Differential usage of isoforms

IsoformSwitchAnalyzeR R package (v1.11.3)113 detected genome-wide enrichment by counting isoform switches and comparing the number of gain vs. losses. Enrichment tests were performed via base R’s prop.test and comparisons of enrichments were done with fisher.test. FDR-adjusted p-values (q-values) inferior to 0.05 were considered significant.

Metabolic flux prediction

We ran EBSeq (v3.12)112 on the gene count matrix. EBSeq returned the posterior probabilities of each gene being differentially expressed (PPDE) and the log2 fold changes. Moomin32 then used the results of PPDE along with log2 fold changes to predict topological solutions within the metabolic network.

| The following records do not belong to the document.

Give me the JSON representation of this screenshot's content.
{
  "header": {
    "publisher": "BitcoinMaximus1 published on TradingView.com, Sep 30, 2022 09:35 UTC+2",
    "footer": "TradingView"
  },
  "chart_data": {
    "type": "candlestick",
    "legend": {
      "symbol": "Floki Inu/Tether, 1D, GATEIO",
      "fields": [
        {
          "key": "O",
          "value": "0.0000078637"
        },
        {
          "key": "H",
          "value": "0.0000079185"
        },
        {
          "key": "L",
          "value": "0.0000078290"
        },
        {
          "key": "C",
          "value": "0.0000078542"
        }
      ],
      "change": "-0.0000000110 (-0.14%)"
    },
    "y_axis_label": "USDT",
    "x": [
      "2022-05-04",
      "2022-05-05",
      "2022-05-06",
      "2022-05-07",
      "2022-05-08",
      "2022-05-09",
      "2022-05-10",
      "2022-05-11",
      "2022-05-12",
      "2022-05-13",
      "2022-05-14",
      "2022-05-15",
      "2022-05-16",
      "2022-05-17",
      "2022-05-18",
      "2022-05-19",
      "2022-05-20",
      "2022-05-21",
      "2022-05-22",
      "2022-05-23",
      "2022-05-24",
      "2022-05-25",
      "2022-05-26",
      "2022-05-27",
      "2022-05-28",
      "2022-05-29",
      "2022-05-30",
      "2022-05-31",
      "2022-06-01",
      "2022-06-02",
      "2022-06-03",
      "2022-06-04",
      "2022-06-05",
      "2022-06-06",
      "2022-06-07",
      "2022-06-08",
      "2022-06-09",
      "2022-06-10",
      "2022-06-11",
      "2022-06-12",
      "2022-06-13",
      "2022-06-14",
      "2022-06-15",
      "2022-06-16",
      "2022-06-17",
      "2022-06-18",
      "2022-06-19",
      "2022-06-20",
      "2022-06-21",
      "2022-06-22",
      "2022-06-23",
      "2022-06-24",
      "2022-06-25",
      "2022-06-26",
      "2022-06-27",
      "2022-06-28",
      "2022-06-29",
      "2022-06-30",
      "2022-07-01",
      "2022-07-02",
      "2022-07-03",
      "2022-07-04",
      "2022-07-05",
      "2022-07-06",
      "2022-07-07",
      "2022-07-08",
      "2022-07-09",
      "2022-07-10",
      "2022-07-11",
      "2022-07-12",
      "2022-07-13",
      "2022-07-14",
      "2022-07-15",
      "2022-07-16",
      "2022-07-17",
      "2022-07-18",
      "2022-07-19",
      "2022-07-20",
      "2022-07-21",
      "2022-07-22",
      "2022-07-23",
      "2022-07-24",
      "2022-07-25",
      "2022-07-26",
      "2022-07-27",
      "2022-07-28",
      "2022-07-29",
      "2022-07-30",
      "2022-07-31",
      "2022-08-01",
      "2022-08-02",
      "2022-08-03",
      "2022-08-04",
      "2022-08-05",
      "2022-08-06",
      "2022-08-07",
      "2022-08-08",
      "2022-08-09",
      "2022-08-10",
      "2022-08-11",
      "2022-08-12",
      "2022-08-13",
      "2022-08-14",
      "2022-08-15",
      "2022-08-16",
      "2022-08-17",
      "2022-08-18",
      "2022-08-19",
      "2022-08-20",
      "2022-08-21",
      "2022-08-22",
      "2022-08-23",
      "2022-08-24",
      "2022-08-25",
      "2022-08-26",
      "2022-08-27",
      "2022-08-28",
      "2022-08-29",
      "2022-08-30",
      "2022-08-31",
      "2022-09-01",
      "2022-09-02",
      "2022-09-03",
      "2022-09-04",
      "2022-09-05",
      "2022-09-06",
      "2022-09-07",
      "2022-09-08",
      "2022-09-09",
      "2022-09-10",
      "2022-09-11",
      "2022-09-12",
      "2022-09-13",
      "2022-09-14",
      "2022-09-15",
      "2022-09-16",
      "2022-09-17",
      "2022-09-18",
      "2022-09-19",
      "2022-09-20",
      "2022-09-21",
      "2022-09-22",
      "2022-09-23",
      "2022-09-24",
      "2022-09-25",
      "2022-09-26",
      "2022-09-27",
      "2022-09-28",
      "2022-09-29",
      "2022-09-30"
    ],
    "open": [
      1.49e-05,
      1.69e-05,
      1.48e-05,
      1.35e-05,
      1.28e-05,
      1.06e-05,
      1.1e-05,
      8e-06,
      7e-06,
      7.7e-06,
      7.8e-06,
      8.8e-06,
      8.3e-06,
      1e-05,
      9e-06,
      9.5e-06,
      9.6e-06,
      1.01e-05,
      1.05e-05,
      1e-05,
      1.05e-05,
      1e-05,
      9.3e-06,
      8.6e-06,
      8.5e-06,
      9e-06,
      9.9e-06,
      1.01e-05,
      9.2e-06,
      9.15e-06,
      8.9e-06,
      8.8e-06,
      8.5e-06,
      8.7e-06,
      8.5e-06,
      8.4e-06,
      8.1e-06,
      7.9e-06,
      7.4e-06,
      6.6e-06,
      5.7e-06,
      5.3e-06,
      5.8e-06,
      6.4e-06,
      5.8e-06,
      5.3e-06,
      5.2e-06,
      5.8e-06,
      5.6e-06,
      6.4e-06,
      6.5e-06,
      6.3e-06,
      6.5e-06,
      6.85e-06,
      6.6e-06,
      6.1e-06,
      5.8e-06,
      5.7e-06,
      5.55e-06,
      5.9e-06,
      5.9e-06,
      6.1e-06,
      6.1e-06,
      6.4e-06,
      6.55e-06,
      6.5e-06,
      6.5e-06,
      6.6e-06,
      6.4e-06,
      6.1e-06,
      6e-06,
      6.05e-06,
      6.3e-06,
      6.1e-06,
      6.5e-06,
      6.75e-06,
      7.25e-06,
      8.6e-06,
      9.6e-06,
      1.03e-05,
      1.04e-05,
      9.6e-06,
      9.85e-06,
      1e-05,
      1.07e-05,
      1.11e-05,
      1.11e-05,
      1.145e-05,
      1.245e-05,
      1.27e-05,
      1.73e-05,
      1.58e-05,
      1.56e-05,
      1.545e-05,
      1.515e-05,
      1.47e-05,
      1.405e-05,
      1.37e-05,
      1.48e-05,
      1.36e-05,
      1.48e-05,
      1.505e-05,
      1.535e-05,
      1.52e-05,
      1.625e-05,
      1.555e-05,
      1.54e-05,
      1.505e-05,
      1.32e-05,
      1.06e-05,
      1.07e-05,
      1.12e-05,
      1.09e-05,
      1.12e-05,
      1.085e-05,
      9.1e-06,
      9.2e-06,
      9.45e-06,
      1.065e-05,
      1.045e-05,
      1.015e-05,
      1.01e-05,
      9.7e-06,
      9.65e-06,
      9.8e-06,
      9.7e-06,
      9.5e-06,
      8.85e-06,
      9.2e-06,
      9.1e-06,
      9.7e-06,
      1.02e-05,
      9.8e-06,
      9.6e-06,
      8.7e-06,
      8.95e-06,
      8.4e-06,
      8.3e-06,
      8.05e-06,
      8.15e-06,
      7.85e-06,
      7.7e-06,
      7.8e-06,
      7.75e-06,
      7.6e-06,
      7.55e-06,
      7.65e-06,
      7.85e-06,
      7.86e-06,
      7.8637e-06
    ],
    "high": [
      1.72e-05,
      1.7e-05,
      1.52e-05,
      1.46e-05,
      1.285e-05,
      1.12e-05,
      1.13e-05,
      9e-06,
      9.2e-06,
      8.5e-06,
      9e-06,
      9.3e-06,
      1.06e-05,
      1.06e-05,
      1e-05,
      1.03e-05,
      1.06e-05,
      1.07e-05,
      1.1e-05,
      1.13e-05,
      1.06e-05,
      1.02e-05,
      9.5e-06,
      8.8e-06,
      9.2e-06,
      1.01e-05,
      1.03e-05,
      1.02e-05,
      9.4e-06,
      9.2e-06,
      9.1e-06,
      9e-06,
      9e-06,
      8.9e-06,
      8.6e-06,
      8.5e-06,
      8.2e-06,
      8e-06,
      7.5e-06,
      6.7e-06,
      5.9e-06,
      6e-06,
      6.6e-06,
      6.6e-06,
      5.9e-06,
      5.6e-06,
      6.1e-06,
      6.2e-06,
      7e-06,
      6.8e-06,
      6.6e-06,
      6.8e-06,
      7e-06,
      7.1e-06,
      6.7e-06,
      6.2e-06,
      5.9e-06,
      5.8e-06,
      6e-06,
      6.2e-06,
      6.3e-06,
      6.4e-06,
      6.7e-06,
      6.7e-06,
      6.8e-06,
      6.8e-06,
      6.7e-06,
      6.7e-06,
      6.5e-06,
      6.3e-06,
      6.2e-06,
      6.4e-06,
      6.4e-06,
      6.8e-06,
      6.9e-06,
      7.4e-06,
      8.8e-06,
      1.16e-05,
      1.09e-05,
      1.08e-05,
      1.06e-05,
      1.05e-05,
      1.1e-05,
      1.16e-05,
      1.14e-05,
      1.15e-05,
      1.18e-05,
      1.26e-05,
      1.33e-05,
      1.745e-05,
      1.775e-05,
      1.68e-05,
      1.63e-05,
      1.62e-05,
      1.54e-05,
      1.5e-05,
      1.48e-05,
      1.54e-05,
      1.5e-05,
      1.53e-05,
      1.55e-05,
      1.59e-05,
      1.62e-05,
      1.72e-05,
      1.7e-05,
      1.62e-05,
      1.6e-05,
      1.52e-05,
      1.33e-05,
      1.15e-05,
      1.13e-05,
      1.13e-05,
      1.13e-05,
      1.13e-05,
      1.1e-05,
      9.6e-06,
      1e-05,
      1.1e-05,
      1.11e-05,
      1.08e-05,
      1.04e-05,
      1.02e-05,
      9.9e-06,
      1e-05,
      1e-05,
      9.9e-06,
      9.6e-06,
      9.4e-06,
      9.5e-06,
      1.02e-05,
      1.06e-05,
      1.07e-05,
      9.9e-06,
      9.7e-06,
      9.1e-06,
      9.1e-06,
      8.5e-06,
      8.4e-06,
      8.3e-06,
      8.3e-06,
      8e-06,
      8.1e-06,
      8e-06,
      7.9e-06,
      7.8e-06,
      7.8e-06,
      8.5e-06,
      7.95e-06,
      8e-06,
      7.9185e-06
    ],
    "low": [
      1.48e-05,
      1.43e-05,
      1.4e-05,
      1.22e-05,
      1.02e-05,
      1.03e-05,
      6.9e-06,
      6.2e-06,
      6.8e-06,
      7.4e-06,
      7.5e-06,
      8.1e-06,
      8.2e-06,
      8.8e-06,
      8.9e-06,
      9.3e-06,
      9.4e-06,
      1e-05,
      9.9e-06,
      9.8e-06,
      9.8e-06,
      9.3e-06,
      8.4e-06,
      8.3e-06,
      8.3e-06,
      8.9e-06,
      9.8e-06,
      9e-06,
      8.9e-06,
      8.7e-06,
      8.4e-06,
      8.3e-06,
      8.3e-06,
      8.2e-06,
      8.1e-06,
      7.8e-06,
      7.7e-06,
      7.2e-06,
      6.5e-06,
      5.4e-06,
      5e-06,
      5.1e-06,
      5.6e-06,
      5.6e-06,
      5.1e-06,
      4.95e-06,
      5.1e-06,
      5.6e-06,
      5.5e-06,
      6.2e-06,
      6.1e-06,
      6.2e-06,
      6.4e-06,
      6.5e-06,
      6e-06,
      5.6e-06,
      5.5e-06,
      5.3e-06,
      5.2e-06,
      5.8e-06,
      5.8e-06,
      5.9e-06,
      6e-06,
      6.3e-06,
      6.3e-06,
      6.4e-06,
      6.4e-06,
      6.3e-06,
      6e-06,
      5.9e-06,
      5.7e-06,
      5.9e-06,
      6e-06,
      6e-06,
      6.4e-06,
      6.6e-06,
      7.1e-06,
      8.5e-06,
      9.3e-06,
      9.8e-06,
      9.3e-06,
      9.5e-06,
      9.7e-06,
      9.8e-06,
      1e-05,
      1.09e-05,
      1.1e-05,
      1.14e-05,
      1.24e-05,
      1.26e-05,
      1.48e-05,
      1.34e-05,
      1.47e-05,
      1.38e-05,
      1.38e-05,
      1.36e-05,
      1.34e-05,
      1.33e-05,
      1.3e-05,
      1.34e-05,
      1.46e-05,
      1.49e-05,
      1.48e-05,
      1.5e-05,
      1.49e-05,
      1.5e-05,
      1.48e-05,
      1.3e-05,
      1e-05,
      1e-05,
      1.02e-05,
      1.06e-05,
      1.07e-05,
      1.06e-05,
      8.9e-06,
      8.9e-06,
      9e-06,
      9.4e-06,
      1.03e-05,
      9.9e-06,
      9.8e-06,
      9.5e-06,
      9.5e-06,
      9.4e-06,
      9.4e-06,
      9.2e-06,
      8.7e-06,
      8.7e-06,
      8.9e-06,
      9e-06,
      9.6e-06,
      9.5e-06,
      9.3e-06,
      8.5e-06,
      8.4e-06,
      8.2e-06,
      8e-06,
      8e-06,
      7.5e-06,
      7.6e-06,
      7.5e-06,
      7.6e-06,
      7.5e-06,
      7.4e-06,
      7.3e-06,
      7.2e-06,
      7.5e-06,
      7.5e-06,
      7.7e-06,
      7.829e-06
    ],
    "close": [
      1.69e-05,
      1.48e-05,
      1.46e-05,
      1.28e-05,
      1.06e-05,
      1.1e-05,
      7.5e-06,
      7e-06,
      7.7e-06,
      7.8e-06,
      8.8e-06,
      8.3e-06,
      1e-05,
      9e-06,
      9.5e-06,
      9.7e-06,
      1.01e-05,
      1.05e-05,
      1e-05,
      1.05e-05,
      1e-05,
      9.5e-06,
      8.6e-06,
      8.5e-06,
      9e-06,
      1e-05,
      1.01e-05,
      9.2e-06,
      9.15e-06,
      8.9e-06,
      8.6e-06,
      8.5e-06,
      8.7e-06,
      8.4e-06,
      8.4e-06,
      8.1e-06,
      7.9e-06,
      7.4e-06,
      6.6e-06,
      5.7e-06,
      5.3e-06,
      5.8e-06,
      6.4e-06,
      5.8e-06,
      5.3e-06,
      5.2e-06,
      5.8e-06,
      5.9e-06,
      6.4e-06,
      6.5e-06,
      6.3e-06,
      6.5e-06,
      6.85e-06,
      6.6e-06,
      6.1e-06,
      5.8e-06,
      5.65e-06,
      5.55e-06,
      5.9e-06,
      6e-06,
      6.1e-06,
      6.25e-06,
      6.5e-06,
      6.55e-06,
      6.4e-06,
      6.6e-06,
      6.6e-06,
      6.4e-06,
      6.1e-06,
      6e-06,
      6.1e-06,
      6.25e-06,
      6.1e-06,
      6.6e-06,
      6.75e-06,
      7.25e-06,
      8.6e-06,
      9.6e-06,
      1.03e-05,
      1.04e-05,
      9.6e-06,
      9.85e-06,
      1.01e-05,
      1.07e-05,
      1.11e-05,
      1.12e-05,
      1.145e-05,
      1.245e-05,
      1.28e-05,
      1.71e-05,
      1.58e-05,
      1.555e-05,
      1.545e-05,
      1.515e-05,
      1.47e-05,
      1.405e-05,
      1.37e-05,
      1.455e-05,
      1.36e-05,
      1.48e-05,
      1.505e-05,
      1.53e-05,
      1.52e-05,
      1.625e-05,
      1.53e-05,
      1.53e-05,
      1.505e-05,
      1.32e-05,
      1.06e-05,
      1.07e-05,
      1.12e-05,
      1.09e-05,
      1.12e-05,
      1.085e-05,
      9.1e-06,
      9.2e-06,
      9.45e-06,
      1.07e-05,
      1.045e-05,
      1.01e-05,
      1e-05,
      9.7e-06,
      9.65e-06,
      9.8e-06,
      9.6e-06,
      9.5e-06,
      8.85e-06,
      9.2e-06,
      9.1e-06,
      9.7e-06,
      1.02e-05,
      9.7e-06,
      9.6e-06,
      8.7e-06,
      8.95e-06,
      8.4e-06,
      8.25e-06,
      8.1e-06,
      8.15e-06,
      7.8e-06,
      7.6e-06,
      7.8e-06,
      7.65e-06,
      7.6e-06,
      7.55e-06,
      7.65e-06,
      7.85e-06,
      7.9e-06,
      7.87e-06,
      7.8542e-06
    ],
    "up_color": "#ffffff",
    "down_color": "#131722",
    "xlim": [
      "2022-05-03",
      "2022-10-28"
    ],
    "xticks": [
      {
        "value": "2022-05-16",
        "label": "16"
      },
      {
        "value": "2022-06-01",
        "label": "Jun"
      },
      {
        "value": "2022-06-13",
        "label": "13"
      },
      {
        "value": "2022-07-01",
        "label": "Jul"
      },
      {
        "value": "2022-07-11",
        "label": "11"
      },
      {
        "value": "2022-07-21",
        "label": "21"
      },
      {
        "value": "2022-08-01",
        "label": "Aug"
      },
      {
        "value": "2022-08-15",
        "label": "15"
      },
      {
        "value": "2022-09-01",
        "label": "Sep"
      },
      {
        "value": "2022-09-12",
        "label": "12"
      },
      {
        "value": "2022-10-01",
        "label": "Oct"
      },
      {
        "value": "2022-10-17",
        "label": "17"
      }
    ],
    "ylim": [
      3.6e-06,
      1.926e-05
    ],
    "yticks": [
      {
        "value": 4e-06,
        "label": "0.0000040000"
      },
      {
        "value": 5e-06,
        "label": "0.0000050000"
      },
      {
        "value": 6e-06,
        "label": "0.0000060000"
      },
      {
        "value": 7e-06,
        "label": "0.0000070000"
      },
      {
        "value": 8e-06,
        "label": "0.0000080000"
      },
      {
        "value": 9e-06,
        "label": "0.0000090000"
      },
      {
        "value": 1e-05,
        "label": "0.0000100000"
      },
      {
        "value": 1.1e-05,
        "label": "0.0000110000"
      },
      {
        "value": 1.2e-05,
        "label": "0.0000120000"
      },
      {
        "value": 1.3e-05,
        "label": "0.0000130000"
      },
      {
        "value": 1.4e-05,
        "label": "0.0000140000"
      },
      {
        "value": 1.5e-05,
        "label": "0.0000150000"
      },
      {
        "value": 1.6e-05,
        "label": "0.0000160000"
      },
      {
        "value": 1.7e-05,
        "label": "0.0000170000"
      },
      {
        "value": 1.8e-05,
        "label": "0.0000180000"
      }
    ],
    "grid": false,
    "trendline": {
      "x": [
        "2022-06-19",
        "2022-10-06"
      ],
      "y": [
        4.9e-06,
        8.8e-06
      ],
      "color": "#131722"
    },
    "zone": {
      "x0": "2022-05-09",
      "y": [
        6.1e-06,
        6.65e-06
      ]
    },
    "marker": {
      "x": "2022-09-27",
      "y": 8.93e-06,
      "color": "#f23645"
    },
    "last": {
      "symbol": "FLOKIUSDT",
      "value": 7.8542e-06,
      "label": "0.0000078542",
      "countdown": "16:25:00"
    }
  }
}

TE functional enrichment analysis

Based on DETEs, we used GREAT51 to analyze the functional significance of cis-regulatory regions. The method performs a binomial test on the total portion of the genome associated with any given ontology vs. the fraction of the input genomic regions which fall into those areas.

RBP analysis

Enrichment or depletion of putative RBP-binding sites in a sequence was calculated by shuffling the sequence 1000 times and scanning each shuffled sequence for putative RBP-binding sites. A z-score for each RBP was calculated as provided in Eq. (3):

$${Z}=\frac{{{\rm{S}}}_{{\rm{real}}}-{\bar{{\rm{S}}}}_{{\rm{shuffled}}}}{{{\rm{\sigma }}}_{{\rm{shuffled}}}}$$

where \({{\rm{S}}}_{{\rm{real}}}\) is the number of putative binding sites for the RBP on the real genome, \({\bar{{\rm{S}}}}_{{\rm{shuffled}}}\) is the mean number of putative binding sites for the RBP across 1000 shuffled sequences, and \({{\rm{\sigma }}}_{{\rm{shuffled}}}\) is the SD of the number of putative binding sites for the RBP across 1000 shuffled sequences. The two-tailed p-value for each RBP was calculated from the z-score. A minimum FDR-adjusted p-value of 0.01 was taken as the cutoff for significant enrichment or depletion.

Viral genotype–phenotype association

Over 8000 SARS-CoV-2 genomes that had associated clinical metadata such as disease severity, age, or biological sex were included in the analysis. The sequences were divided into categories based on the available clinical metadata before being subjected to a χ2-statistical test. Results that met an FDR-adjusted p-value < 0.05 were labeled as statistically significant and were manually reviewed to identify aligned positions that had the potential for statistical skew due to not surpassing the minimal number of bases in a given category (at least five viral strains having the same base in each category).

Reporting summary

Further information on research design is available in the Nature Research Reporting Summary linked to this article.